# Coolest thing you've ever bought for yourself?



## LJBerry

What is it? I'm gonna buy myself a new gun. a stoger Model 2000.


----------



## duckkiller15

idk i like the good ole air horn


----------



## LJBerry

Well my dad said that the 2000 wasnt the greatest gun, so i bought an Escort Magnum in Killerweed camo. Had to sell my 870 for money though. And all in all i owed my dad about 75 dollars at the end.


----------



## Timothy Cobb

The coolest thing which I have brought is the pocket handgun.


----------



## LAquacker

Dozen Dakota decoys and a nice spiffy bag to go with them. Bought them with a smile.


----------



## Moorhuhn

Simple car "Datsun mi-Do". Here it is red, but I had a grey one.

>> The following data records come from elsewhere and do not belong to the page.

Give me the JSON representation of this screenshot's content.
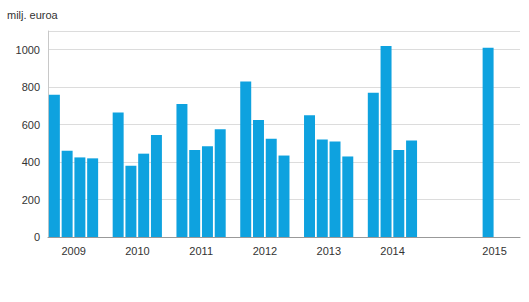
{
  "chart_data": {
    "type": "bar",
    "ylabel": "milj. euroa",
    "categories": [
      null,
      "2009",
      null,
      null,
      null,
      null,
      "2010",
      null,
      null,
      null,
      null,
      "2011",
      null,
      null,
      null,
      null,
      "2012",
      null,
      null,
      null,
      null,
      "2013",
      null,
      null,
      null,
      null,
      "2014",
      null,
      null,
      null,
      null,
      null,
      null,
      null,
      "2015",
      null,
      null
    ],
    "values": [
      760,
      460,
      425,
      420,
      null,
      665,
      380,
      445,
      545,
      null,
      710,
      465,
      485,
      575,
      null,
      830,
      625,
      525,
      435,
      null,
      650,
      520,
      510,
      430,
      null,
      770,
      1020,
      465,
      515,
      null,
      null,
      null,
      null,
      null,
      1010,
      null,
      null
    ],
    "color": "#0ea2df",
    "ylim": [
      0,
      1100
    ],
    "yticks": [
      0,
      200,
      400,
      600,
      800,
      1000
    ],
    "grid": true
  }
}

It is an amazing feeling when you are buying something on your own money you earned for the job! Just for real :3

Hehe, I have a bit funny story about when I have bought Datsun. Unfortunately, my bank did not want to transfer money. 

I definitely like the 21st century. It allows us to do so many things! Even writing this little post)

Thank you for your attention!


----------



## Aunt Betty

Helicopter


----------



## Missy Skeeter

House with a view


----------



## Aunt Betty

My chopper was an air hog ...lol
The cat hated the thing.
Mine looked like a dragonfly.


----------



## Aunt Betty

I was super delighted when I figured out what the tan, sin, and cos do. The e key is powerful.
It's like EEE really loud.
This has to be the coolest device I own.



the newer ones do calculus and differential equations. Seemed like cheating fo me


----------



## killerv

85...rich kid...we could only spring for the 81.

I remember writing my formulas in pencil on the cover, could quickly wipe off. made a lot of As.


----------



## FoghornTN

I bought a 2nd hand 390 Beretta at a gunshow in '94 for $300. I still have the gun!
*my first mag shotgun


----------